Observation data (J2000 epoch)
- Constellation: Leo
- Right ascension: 11^{h} 26^{m} 29.7943^{s}
- Declination: +16° 51′ 48.360″
- Redshift: 0.004109 ± 0.000006
- Heliocentric radial velocity: 1,232 ± 2 km/s
- Distance: 92.6 ± 8.9 Mly (28.4 ± 2.7 Mpc)
- Group or cluster: Leo II Groups
- Apparent magnitude (V): 11.6

Characteristics
- Type: SAB(r)bc
- Size: ~81,000 ly (24.8 kpc) (estimated)
- Apparent size (V): 2.5′ × 2.0′

Other designations
- IRAS 11238+1708, UGC 6445, MCG +03-29-048, PGC 35193, CGCG 096-045

= NGC 3681 =

Galaxy in the constellation Leo

NGC 3681 is an intermediate spiral galaxy in the constellation Leo. The galaxy lies about 90 million light years away from Earth, which means, given its apparent dimensions, that NGC 3681 is approximately 80,000 light years across. It was discovered by William Herschel on April 17, 1784.

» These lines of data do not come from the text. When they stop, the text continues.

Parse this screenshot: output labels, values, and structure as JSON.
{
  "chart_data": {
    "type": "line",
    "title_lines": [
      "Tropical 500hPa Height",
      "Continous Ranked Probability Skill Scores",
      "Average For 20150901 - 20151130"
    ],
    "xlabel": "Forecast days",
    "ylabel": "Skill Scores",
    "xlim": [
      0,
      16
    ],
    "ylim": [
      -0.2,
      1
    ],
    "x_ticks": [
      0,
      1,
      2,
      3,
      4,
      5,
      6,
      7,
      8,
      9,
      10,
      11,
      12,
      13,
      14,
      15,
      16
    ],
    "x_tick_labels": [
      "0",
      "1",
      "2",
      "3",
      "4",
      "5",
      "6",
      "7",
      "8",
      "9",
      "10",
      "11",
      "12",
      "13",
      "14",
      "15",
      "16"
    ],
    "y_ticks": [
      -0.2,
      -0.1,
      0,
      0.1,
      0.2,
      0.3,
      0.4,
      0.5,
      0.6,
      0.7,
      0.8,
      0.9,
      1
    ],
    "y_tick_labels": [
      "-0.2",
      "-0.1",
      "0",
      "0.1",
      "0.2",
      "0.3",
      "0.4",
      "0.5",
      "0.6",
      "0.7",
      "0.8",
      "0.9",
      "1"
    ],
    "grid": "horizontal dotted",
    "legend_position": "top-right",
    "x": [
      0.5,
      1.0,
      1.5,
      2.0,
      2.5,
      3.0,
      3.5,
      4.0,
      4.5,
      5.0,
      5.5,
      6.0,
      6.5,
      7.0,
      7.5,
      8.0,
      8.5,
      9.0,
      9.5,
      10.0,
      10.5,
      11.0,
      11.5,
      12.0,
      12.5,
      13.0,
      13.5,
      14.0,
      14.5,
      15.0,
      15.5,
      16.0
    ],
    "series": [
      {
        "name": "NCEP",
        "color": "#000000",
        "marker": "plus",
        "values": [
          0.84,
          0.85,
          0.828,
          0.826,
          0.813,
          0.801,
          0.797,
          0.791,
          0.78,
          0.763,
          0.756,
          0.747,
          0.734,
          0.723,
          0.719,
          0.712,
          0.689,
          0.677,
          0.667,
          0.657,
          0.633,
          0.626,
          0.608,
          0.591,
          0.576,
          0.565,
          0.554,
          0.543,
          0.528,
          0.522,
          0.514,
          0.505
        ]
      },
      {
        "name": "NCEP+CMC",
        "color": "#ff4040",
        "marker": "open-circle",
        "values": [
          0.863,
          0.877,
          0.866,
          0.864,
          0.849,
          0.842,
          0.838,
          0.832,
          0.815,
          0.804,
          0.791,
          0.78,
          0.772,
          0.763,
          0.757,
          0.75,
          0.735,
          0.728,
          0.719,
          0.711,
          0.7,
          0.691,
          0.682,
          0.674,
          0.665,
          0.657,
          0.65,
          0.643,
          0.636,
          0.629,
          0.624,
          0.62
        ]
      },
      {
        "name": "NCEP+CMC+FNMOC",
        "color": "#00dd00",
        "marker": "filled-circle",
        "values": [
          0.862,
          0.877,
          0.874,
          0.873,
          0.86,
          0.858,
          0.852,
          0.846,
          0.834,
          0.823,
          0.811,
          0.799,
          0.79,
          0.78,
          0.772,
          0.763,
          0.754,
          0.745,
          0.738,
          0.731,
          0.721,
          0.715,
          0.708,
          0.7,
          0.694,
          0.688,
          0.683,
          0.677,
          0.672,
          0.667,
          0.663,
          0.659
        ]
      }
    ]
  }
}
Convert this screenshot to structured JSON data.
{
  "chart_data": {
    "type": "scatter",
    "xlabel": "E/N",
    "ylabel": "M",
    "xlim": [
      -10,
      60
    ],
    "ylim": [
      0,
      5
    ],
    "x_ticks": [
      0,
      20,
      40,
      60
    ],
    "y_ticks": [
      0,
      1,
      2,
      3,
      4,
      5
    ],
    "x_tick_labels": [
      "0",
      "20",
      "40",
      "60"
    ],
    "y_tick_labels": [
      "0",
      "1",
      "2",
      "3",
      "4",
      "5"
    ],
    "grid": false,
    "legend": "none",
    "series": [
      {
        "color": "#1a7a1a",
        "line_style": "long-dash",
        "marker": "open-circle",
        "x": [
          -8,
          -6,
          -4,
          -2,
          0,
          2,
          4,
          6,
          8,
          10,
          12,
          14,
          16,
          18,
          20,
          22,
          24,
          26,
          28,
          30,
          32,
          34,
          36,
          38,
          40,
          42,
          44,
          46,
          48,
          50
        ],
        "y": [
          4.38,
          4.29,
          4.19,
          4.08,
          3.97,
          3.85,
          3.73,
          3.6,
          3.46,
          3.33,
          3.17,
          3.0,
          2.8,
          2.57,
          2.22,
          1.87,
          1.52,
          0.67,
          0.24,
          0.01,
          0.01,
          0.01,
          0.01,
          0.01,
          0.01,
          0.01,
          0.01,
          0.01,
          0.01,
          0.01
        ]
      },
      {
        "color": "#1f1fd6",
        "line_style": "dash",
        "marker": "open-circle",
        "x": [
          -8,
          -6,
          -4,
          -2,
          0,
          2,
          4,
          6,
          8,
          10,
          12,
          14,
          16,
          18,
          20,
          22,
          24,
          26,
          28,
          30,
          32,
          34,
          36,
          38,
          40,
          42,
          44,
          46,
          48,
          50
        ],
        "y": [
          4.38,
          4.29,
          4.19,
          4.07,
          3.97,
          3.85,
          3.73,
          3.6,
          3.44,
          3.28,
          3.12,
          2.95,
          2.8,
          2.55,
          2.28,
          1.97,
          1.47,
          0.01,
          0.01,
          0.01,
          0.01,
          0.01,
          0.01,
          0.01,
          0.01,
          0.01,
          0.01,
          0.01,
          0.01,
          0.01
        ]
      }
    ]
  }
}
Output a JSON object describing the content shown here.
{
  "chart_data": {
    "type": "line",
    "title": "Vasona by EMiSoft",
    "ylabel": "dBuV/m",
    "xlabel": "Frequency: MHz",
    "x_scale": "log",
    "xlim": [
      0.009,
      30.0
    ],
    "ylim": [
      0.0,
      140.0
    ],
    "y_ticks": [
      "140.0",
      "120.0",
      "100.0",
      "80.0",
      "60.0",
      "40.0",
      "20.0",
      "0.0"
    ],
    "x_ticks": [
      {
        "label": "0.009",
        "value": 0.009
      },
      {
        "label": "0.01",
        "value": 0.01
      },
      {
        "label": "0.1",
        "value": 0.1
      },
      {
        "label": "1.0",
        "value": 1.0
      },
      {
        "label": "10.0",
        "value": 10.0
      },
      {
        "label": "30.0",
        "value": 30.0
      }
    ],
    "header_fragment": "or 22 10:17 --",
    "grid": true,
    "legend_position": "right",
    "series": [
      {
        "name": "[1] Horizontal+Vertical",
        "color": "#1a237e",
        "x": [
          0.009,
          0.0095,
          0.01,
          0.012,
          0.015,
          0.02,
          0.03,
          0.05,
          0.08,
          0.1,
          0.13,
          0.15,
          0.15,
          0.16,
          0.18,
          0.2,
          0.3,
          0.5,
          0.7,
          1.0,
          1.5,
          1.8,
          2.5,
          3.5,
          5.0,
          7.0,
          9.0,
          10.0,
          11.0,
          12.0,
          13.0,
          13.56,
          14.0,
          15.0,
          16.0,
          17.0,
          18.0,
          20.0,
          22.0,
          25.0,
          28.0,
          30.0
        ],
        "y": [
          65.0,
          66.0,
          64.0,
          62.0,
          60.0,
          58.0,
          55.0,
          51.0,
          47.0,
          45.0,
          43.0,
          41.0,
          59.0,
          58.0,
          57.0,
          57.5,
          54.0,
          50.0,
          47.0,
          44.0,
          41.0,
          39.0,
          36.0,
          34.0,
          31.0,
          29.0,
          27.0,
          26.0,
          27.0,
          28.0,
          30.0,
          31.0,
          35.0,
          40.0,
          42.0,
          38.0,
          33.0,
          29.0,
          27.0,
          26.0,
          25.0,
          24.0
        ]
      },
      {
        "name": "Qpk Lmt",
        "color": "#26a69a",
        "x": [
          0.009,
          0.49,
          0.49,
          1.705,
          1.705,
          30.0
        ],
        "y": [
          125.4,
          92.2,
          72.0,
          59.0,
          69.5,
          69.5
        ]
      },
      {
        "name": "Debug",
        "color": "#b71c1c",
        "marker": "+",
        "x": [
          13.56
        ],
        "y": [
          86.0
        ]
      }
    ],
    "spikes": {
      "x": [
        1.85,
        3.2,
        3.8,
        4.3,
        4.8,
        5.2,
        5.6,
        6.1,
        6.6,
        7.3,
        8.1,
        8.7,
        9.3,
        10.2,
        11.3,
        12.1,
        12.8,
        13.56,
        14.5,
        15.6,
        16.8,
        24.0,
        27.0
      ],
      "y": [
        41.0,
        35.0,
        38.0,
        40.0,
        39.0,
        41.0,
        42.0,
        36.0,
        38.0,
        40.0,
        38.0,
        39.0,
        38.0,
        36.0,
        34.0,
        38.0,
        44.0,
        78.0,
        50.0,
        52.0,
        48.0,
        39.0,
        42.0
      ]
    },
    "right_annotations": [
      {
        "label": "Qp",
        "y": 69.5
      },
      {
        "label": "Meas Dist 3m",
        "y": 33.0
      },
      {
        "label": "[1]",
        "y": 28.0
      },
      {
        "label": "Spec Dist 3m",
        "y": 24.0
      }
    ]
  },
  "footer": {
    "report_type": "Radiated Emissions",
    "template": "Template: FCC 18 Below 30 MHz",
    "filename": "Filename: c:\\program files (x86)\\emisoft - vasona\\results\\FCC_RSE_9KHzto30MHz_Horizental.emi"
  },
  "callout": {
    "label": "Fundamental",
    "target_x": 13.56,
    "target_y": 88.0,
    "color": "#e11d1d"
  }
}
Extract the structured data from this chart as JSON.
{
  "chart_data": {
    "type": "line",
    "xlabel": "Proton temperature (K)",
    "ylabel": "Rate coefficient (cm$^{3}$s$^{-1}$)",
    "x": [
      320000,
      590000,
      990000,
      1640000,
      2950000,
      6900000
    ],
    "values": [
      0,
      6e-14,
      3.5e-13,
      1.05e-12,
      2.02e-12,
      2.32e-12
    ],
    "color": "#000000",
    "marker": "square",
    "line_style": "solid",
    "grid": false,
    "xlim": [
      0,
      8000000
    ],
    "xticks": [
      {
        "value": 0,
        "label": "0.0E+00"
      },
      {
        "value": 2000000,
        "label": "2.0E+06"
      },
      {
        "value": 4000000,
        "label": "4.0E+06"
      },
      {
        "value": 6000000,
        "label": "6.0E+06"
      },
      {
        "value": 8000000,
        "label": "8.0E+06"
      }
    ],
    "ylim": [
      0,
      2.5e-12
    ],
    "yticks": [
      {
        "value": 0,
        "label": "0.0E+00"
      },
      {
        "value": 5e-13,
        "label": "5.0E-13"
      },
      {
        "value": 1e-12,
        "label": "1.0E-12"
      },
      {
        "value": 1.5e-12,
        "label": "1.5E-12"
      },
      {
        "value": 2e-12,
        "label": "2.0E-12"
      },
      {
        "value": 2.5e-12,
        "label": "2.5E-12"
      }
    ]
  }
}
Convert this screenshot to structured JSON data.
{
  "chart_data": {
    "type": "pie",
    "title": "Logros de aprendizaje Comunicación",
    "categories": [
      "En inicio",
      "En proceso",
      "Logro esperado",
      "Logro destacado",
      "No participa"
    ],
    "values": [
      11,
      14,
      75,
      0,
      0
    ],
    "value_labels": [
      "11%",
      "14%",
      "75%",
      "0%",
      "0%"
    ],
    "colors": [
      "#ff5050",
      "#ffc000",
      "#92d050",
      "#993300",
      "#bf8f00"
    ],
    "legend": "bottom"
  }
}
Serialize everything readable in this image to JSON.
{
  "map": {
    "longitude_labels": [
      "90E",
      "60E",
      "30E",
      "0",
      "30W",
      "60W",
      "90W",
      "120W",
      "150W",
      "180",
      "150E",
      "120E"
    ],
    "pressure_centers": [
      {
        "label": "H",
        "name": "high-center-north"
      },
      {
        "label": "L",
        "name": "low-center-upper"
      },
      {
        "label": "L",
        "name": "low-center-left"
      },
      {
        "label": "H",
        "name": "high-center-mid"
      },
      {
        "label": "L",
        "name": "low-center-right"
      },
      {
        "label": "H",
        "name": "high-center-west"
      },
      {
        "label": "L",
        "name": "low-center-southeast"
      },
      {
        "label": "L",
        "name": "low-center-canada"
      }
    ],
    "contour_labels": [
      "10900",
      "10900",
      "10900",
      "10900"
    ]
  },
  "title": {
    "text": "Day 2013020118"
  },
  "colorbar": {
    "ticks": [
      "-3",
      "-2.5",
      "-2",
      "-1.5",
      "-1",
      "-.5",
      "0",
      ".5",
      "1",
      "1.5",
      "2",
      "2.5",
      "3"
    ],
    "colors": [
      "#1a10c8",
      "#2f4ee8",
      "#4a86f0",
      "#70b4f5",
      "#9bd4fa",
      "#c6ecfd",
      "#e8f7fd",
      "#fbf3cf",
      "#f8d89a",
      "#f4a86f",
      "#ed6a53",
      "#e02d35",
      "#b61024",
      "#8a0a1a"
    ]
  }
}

NGC 3681 is characterised as an intermediate spiral galaxy, meaning it has a short bar. The bar makes the bulge appear elliptical. The disk of the galaxy is smooth and low surface brightness. A ring is formed at the inner part of the disk. The galaxy has multiple flocculent spiral arms and fragments. There are higher surface brightness inner arms and fainter outer arms. HII regions have been spotted in both. In ultraviolet the galaxy appears more extended than in optical. Also the inner ring is more pronounced. The galaxy also has an excess of hydrogen. The galaxy is seen nearly face-on, at an inclination of about 15°.

NGC 3681 is a member of the NGC 3686 Group. Other members of the group include NGC 3684, NGC 3686, and NGC 3691. A. M. Garcia considers the galaxies NGC 3592, NGC 3626, NGC 3655, NGC 3659, and NGC 3608 as member of the group, named LGG 237. The group is part of the Leo II Groups, a large cloud of galaxies in the Virgo Supercluster.